Background: To evaluate the ability of handheld chromatic pupillometry to reveal and localise retinal neural dysfunction in diabetic patients with and without diabetic retinopathy (DR). Methods: This cross-sectional study included 82 diabetics (DM) and 93 controls (60.4 ± 8.4 years, 44.1% males). DM patients included those without (n = 25, 64.7 ± 6.3 years, 44.0% males) and with DR (n = 57, 60.3 ± 8.5 years, 64.9% males).

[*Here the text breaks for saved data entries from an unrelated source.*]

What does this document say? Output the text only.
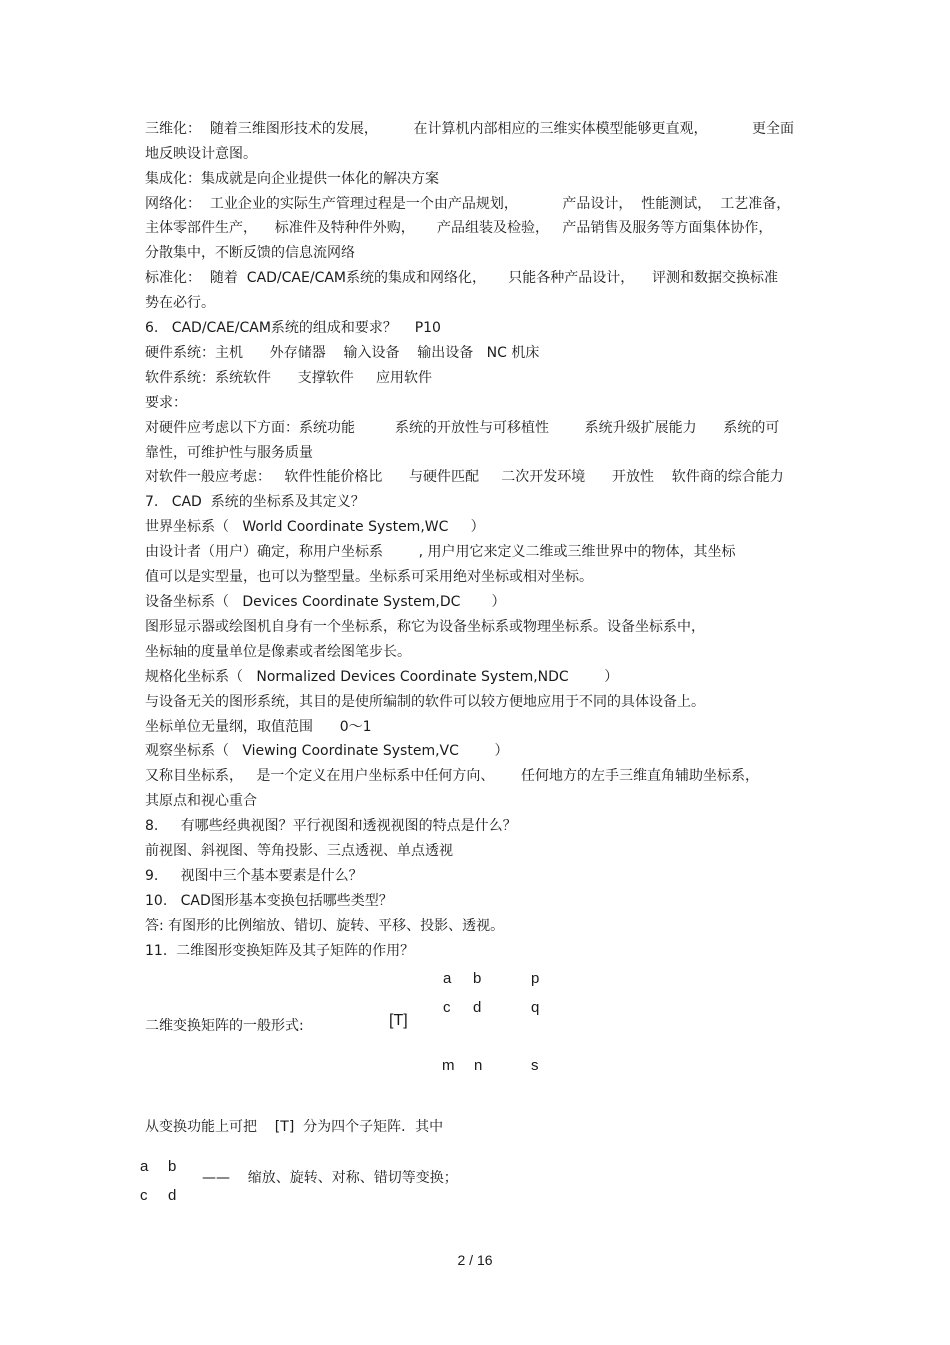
三维化：  随着三维图形技术的发展，        在计算机内部相应的三维实体模型能够更直观，          更全面
地反映设计意图。
集成化：集成就是向企业提供一体化的解决方案
网络化：  工业企业的实际生产管理过程是一个由产品规划，          产品设计，  性能测试，  工艺准备，
主体零部件生产，    标准件及特种件外购，     产品组装及检验，   产品销售及服务等方面集体协作，
分散集中，不断反馈的信息流网络
标准化：  随着  CAD/CAE/CAM系统的集成和网络化，     只能各种产品设计，    评测和数据交换标准
势在必行。
6.   CAD/CAE/CAM系统的组成和要求？    P10
硬件系统：主机      外存储器    输入设备    输出设备   NC 机床
软件系统：系统软件      支撑软件     应用软件
要求：
对硬件应考虑以下方面：系统功能         系统的开放性与可移植性        系统升级扩展能力      系统的可
靠性，可维护性与服务质量
对软件一般应考虑：   软件性能价格比      与硬件匹配     二次开发环境      开放性    软件商的综合能力
7.   CAD  系统的坐标系及其定义？
世界坐标系（   World Coordinate System,WC     ）
由设计者（用户）确定，称用户坐标系        , 用户用它来定义二维或三维世界中的物体，其坐标
值可以是实型量，也可以为整型量。坐标系可采用绝对坐标或相对坐标。
设备坐标系（   Devices Coordinate System,DC       ）
图形显示器或绘图机自身有一个坐标系，称它为设备坐标系或物理坐标系。设备坐标系中，
坐标轴的度量单位是像素或者绘图笔步长。
规格化坐标系（   Normalized Devices Coordinate System,NDC        ）
与设备无关的图形系统，其目的是使所编制的软件可以较方便地应用于不同的具体设备上。
坐标单位无量纲，取值范围      0～1
观察坐标系（   Viewing Coordinate System,VC        ）
又称目坐标系，   是一个定义在用户坐标系中任何方向、      任何地方的左手三维直角辅助坐标系，
其原点和视心重合
8.     有哪些经典视图？平行视图和透视视图的特点是什么？
前视图、斜视图、等角投影、三点透视、单点透视
9.     视图中三个基本要素是什么？
10.   CAD图形基本变换包括哪些类型？
答: 有图形的比例缩放、错切、旋转、平移、投影、透视。
11.  二维图形变换矩阵及其子矩阵的作用？
二维变换矩阵的一般形式:	[T]
a b	p
c d	q
m n	s
从变换功能上可把    [T]  分为四个子矩阵．其中
a b
c d
——    缩放、旋转、对称、错切等变换；
2 / 16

Changes in horizontal pupil radius in response to blue (469 nm) and red (640 nm) light stimuli were assessed monocularly, in clinics, using a custom-built handheld pupillometer. Pupillometric parameters (phasic constriction amplitudes [predominantly from the outer retina], maximal constriction amplitudes [from the inner and outer retina] and post-illumination pupillary responses [PIPRs; predominantly from the inner retina]) were extracted from baseline-adjusted pupillary light response traces and compared between controls, DM without DR, and DR. Net PIPR was defined as the difference between blue and red PIPRs. Results: Phasic constriction amplitudes to blue and red lights were decreased in DR compared to controls (p < 0.001; p < 0.001). Maximal constriction amplitudes to blue and red lights were decreased in DR compared to DM without DR (p < 0.001; p = 0.02), and in DM without DR compared to controls (p < 0.001; p = 0.005). Net PIPR was decreased in both DR and DM without DR compared to controls (p = 0.02; p = 0.03), suggesting a wavelength-dependent (and hence retinal) pupillometric dysfunction in diabetic patients with or without DR. Conclusions: Handheld chromatic pupillometry can reveal retinal neural dysfunction in diabetes, even without DR. Patients with DM but no DR displayed primarily inner retinal dysfunction, while patients with DR showed both inner and outer retinal dysfunction.